According to University of Michigan Health System fitness experts, laughter yoga - part of a growing trend in parts of the United States, India and other countries - can really make a difference in your overall health. Not only is it fun to laugh, but laughter yoga (also known as hasya yoga) can provide many health benefits: help to reduce stress, enhance immune system, improve cardiovascular function, and even tone muscle, the experts said. Barb Fisher, a certified laughter yoga leader and the instructor of the laughter yoga class offered by the U-M Health System's MFit health promotion division, said that the students in their course group are re-learning something children already know instinctively: that laughter makes you feel better.
"Kids laugh about 400 times a day, and adults only about 15. Laughter is a gift that has been given to us to make us feel better, Fisher said. 'Hasya yoga' can provide many health benefits, which include - reduce stress, enhance the immune system, strengthen cardiovascular functions, oxygenate the body by boosting the respiratory system, improve circulation, tone muscles and help with digestion and constipation. "Studies have shown that 20 seconds of a good, hard belly laugh is worth three minutes on the rowing machine," Fisher said. "However, that does not mean we want to stop doing all other exercises.

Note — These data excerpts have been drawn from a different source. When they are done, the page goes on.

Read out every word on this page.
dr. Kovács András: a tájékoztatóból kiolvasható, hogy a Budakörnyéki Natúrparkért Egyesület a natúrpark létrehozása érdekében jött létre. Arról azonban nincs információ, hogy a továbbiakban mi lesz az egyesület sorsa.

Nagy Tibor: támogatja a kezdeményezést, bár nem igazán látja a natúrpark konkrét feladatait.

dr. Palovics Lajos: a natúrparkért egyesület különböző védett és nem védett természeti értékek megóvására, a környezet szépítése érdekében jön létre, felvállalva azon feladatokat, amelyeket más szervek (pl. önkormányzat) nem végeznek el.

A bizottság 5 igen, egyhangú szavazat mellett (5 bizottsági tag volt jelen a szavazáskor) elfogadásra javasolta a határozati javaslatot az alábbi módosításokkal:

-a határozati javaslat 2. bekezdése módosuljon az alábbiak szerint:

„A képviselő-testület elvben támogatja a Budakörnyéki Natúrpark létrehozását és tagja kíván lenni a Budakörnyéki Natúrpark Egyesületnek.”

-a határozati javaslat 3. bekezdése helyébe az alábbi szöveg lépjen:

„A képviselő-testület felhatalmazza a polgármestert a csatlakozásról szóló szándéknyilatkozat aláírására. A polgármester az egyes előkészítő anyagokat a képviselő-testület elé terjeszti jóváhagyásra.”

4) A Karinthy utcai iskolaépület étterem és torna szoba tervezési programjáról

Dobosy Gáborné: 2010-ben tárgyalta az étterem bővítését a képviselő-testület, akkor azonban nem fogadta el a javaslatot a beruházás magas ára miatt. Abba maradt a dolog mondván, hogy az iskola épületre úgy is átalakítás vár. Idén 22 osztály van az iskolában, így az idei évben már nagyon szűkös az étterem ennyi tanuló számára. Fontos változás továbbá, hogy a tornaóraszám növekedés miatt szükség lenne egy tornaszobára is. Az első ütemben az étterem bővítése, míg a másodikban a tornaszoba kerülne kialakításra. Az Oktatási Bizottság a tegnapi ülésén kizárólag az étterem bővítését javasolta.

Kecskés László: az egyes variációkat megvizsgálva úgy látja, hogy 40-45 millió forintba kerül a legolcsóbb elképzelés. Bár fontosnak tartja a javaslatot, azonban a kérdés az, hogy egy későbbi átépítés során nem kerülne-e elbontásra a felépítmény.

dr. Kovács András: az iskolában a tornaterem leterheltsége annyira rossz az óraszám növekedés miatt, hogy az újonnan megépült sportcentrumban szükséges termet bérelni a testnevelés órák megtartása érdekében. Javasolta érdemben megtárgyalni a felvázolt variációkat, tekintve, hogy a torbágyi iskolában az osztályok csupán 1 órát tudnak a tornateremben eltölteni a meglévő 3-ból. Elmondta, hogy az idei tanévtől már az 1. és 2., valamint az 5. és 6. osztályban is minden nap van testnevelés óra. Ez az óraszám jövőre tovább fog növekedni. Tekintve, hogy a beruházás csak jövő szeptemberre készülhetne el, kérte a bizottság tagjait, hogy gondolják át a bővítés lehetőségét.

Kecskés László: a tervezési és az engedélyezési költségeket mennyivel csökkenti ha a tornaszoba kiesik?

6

It means that incorporating laughter yoga can add to the benefits we see from our regular exercise routine," he added.
Like more traditional fitness classes, laughter yoga requires a warm-up period. Since students can't necessarily start a class prepared to break out into deep laughter, they begin with the clapping and chanting mentioned above. Then they perform breathing exercises, followed by stretches and laughing games. The students in Fisher's class have discovered the mental and physical benefits of these and other laughter exercises. "The biggest effect that I've gotten from laughter yoga is what it's done for me mentally, and that it has lightened up my day and my week," says Deborah Slosberg.